In: Statistics and Probability
An article states that at least 1.8% of all soil on farms is contaminated. A researcher wishes to challenge this claim and gain evidence that the true figure is lower than this. Therefore he obtains data from 297 probes, of which five detected the soil as contaminated.
a) State the null and alternative hypotheses.
b) Show the areas of rejection and non-rejection in an appropriate diagram.
c) Test the null hypothesis to the 95% confidence level and state your conclusions. Show all your working.
d) If your conclusion were to turn out to be incorrect, state the type of error made and why.
Solution:-
State the hypotheses. The first step is to state the null hypothesis and an alternative hypothesis.
a)
Null hypothesis: P = 0.018
Alternative hypothesis: P < 0.018
Note that these hypotheses constitute a one-tailed test.
Formulate an analysis plan. For this analysis, the significance level is 0.05. The test method, shown in the next section, is a one-sample z-test.

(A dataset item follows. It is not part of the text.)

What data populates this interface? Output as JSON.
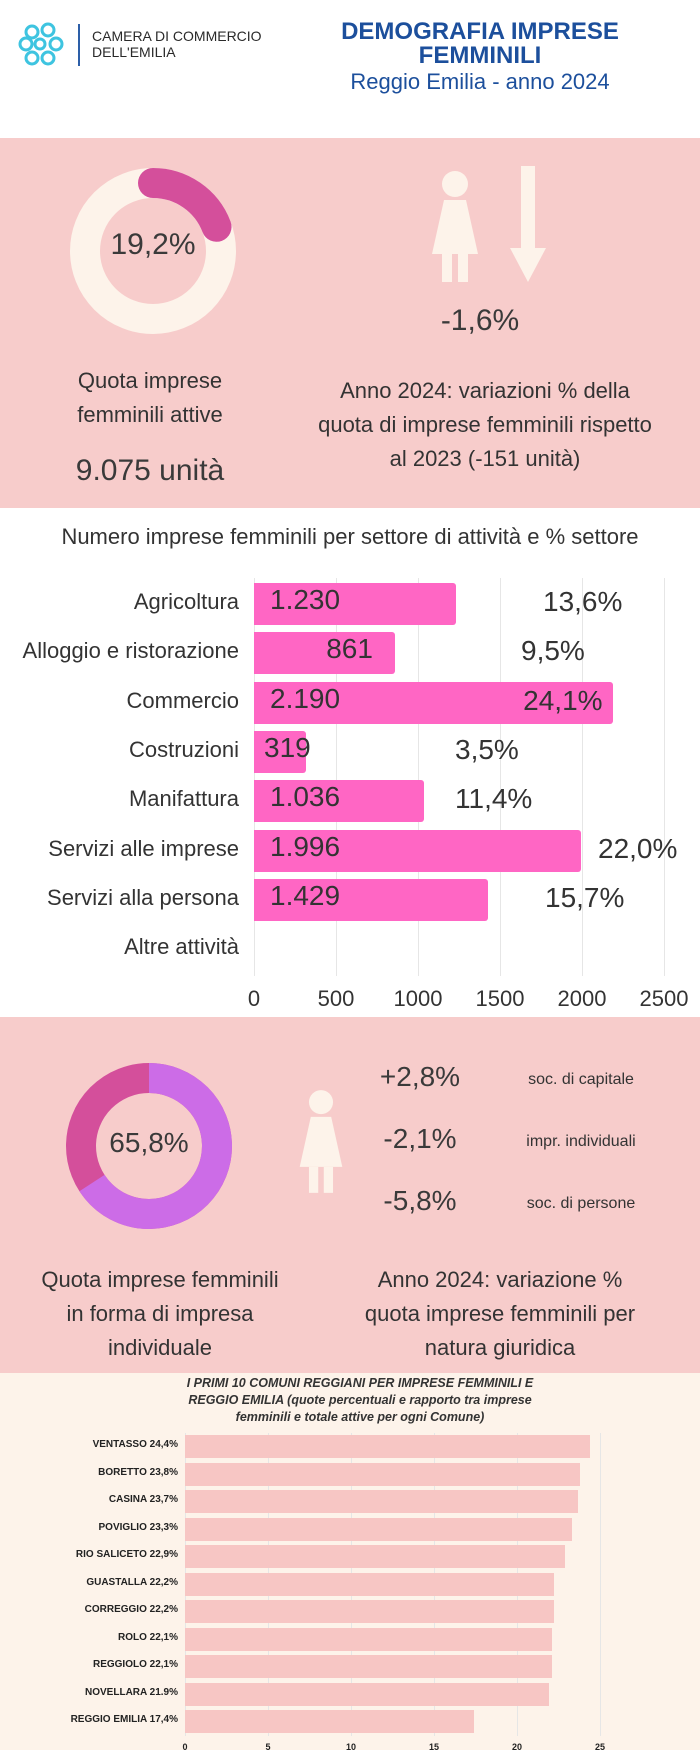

Analyze sample data. Using sample data, we calculate the standard deviation (S.D) and compute the z-score test statistic (z).
b)
Rejection region is z < - 1.645
S.D = 0.0077146
z = (p - P) / S.D
z = - 0.151
where P is the hypothesised value of population proportion in the null hypothesis, p is the sample proportion, and n is the sample size.
c) Interpret results. Since the z-value (- 0.151) does not lies in the rejection region, hence we have to accept the null hypothesis.
d) From the above test we have sufficient evidence in the favor of the claim that at least 1.8% of all soil on farms is contaminated.